Infections sexuellement transmissibles : une hausse troublante

Infection sexuellement transmissible : une hausse troublante

Les cas d’infections sexuellement transmissibles (IST) sont en hausse en Europe, selon un rapport publié par le Centre Européen de Prévention et de contrôle des maladies (ECDC). Cette Agence créée en 2005 et basée à Stockholm a récemment publié des chiffres détaillés au niveau européen sur l’année 2022. Ces rapports sont une partie de sa mission de surveillance annuelle des infections, avec la publication d’environ 65 rapports disponibles sur son site.

 

Comment sont classées les IST ?

Selon le site de l’Assurance Maladie, les IST, autrefois plus souvent désignées par le sigle MST (maladies sexuellement transmissibles) sont “des infections pouvant être transmises lors des relations sexuelles” et “il en existe plus d’une trentaine”.

Toujours selon cette source, les IST les plus fréquentes sont d’origine infectieuse diverses :

  • des maladies sexuellement transmissibles bactériennes. Les plus connues sont la syphilis, la gonorrhée, la chlamydiose et l’infection à mycoplasmes, qui, lorsqu’elles sont diagnostiquées, peuvent être guéries ;
  • des maladies virales : l’hépatite B, l’herpès génital, le VIH et le papillomavirus humain (VPH) responsable de plusieurs cancers selon l’OMS. Ces infections peuvent être difficiles ou impossibles à guérir, selon le type de virus.
  • des maladies sexuellement transmissibles parasitaires comme la trichomonase traitée par des médicaments antiparasitaires.

Que constate le rapport européen ?

Dans son résumé, l’ECDC note que le nombre de cas rapportés a augmenté de façon significative comparé à l’année précédente : +48% pour les gonorrhées, +34% pour la syphilis, +16% pour la chlamydiose. L’Agence s’inquiète aussi de la hausse des cas de syphilis transmise de la mère au bébé. Pour les cas de syphilis, cela représente 35391 cas reportés en 2022.

Dans le détail, pour la syphilis, une infection emblématique, les données indiquent que les hommes sont 8 fois plus touchés que les femmes, la catégorie 25-34 ans étant la plus représentée. Dans 74% des cas, le rapport note que la syphilis touche les hommes ayant des rapports sexuels avec des hommes (dit HSH). Cependant, pour la première fois en 10 ans, il y a aussi une augmentation notable des cas chez les hommes et femmes hétérosexuels.

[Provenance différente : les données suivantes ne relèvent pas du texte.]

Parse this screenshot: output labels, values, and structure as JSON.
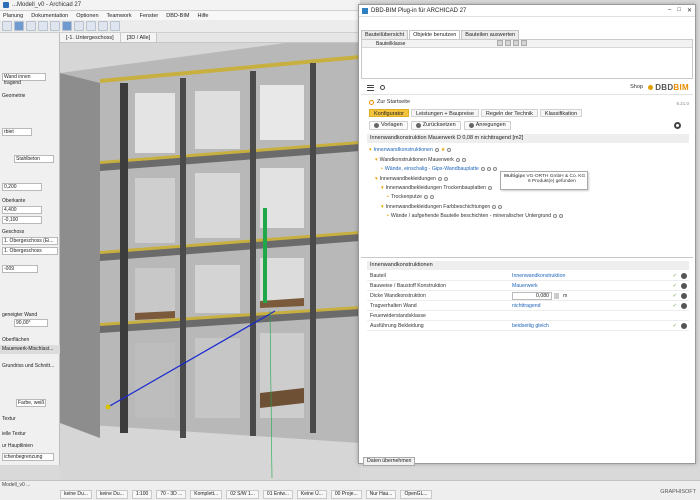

Le Directeur Général a publié un communiqué appelant à un renforcement de la lutte contre ces infections. « S’attaquer à l’augmentation substantielle des cas d’IST exige une attention urgente et des efforts concertés. Le dépistage, le traitement et la prévention sont au cœur de toute stratégie à long terme. Nous devons donner la priorité à l’éducation en matière de santé sexuelle, élargir l’accès aux services de dépistage et de traitement, et lutter contre la stigmatisation associée aux IST ».

Une problématique globale

Une étude publiée par l’Université de Cambridge en 2019 notait déjà la résurgence de ces infections que l’on pensait être reléguée dans le passé, à partir des années 2000, et après des tendances à la baisse dans les années 80 et 90. Les auteurs, dont certains travaillaient à l’ECDC, écrivaient que

« Depuis les années 2000, les taux de syphilis ont de nouveau augmenté dans les pays développés, les taux augmentant plus rapidement chez les hommes ayant des rapports sexuels avec d’autres hommes (HSH), mais augmentant également dans d’autres groupes de population. L’interaction avec la co-infection par le VIH, les changements dans le comportement sexuel suite à l’élargissement de la disponibilité d’un traitement antirétroviral efficace contre le VIH, l’évolution des moyens et de la facilité de trouver des partenaires sexuels grâce à Internet et aux applications mobiles de rencontres ont accru la complexité de l’épidémiologie, et particulièrement de son contrôle ».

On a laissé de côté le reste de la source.